Best practices for addressing indexability issues
Strategies for troubleshooting international indexing issues
The best, and free, tools for troubleshooting indexing issues are Google Search Console or Bing Webmasters. Both tools are a fantastic resource for any webmaster, advanced or not.
Other search engines with a webmaster equivalent, that were mentioned in this article, are Baidu, Naver and Yandex.
And let’s remember what we addressed earlier in the article, the fact that Ecosia, DuckDuckGo and Quant – even though these indie search engines don’t offer access to webmaster tools per se – they do count on Bing for their index. Therefore Bing Webmasters is a go-to tool where you can analyze your indexing issues for all the listed sites.
A pro tip related to Bing Webmasters: if you have not yet verified it, you can do so within minutes and with no special access to the domain you are trying to verify. As long as you log in with your Google account that has a verified GSC access, you can import those same verified domains to Bing in a matter of three clicks.

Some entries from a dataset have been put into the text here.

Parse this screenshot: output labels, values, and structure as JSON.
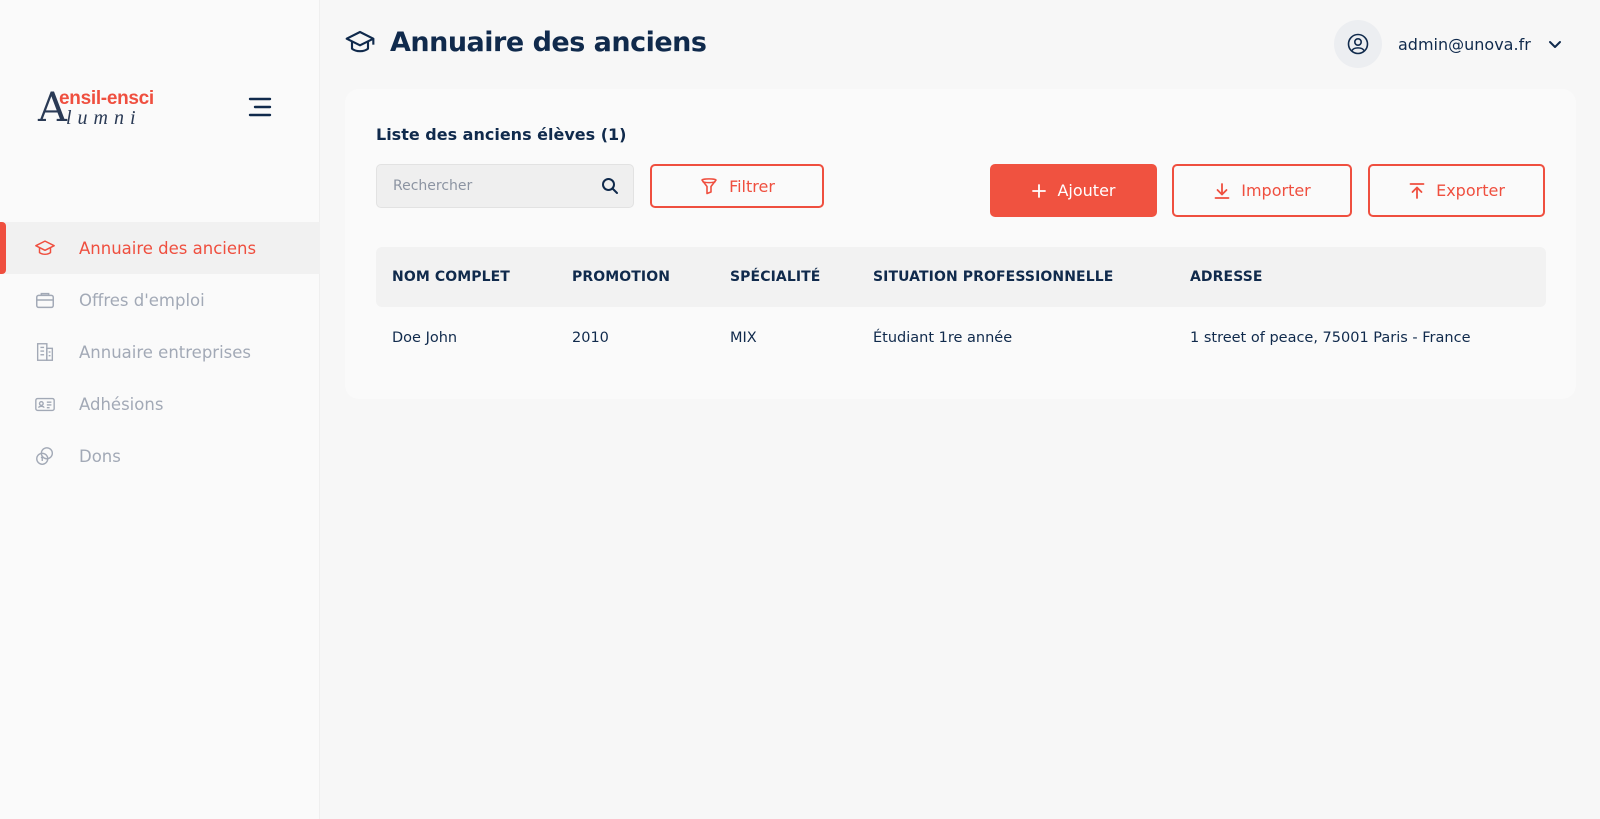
{
  "brand": {
    "logo_top": "ensil-ensci",
    "logo_letter": "A",
    "logo_bottom": "lumni"
  },
  "sidebar": {
    "items": [
      {
        "label": "Annuaire des anciens",
        "icon": "graduation-cap-icon",
        "active": true
      },
      {
        "label": "Offres d'emploi",
        "icon": "briefcase-icon",
        "active": false
      },
      {
        "label": "Annuaire entreprises",
        "icon": "building-icon",
        "active": false
      },
      {
        "label": "Adhésions",
        "icon": "id-card-icon",
        "active": false
      },
      {
        "label": "Dons",
        "icon": "coins-icon",
        "active": false
      }
    ]
  },
  "header": {
    "title": "Annuaire des anciens",
    "user_email": "admin@unova.fr"
  },
  "card": {
    "title": "Liste des anciens élèves (1)",
    "search_placeholder": "Rechercher",
    "filter_label": "Filtrer",
    "add_label": "Ajouter",
    "import_label": "Importer",
    "export_label": "Exporter"
  },
  "table": {
    "columns": [
      "NOM COMPLET",
      "PROMOTION",
      "SPÉCIALITÉ",
      "SITUATION PROFESSIONNELLE",
      "ADRESSE"
    ],
    "rows": [
      [
        "Doe John",
        "2010",
        "MIX",
        "Étudiant 1re année",
        "1 street of peace, 75001 Paris - France"
      ]
    ]
  },
  "colors": {
    "accent": "#ef4f3f",
    "text": "#102a4c",
    "muted": "#a2a9b6"
  }
}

This is a fantastic and simple process that takes into account your existing accesses and straight away replicates them onto Bing. Remember, the GSC/Bing Webmasters data is being tracked from the verification moment onwards, so if you haven’t already, then go ahead and verify that access now. You will thank me later, when you need it next!
Tools for monitoring the progress of international indexing
On top of the GSC/Webmaster Tools, which give you a lot of useful information on indexing, it is important to track the improvements over a longer period of time than the official tools provide, and also, to cross-check the indexing status with other useful info like crawl data, or URL-level click data.
This is possible with the help of tools like Oncrawl, which allows you to integrate external data, through connectors, for comprehensive data analysis.
If you are looking for an index-specific tool with some more advanced features at scale, there is a tool called Zip Tie. ZipTie.dev which integrates with Google Search Console. It helps identify which pages are not indexed and it monitors indexing status over time, alerting you if any pages get deindexed, for example due to a site change or during Google’s Core Updates.
Wrapping up
In conclusion, understanding the details of indexing is crucial for a successful international SEO website, as being indexed is the very first step. The process ensures that your website’s content is discoverable and accessible to users globally.
While indexing issues can be caused by technical errors like incorrect use of meta tags or complex site structures, they can be mitigated thanks to careful planning and the use of tools like Google Search Console and Bing Webmasters.
Moreover, recognizing the unique indexing requirements of different search engines, such as Baidu or Naver, is essential for showing up in those search engines, if they are what your target audience is using.
Additionally, the importance of Bing Webmasters as the gateway tool for indexing in DuckDuckGo, Ecosia and Qwant cannot be overlooked as this is the only source of indexing knowledge in those platforms.
Indexing is something that simply cannot be overlooked or considered a given when it comes to successfully implementing your international SEO strategy.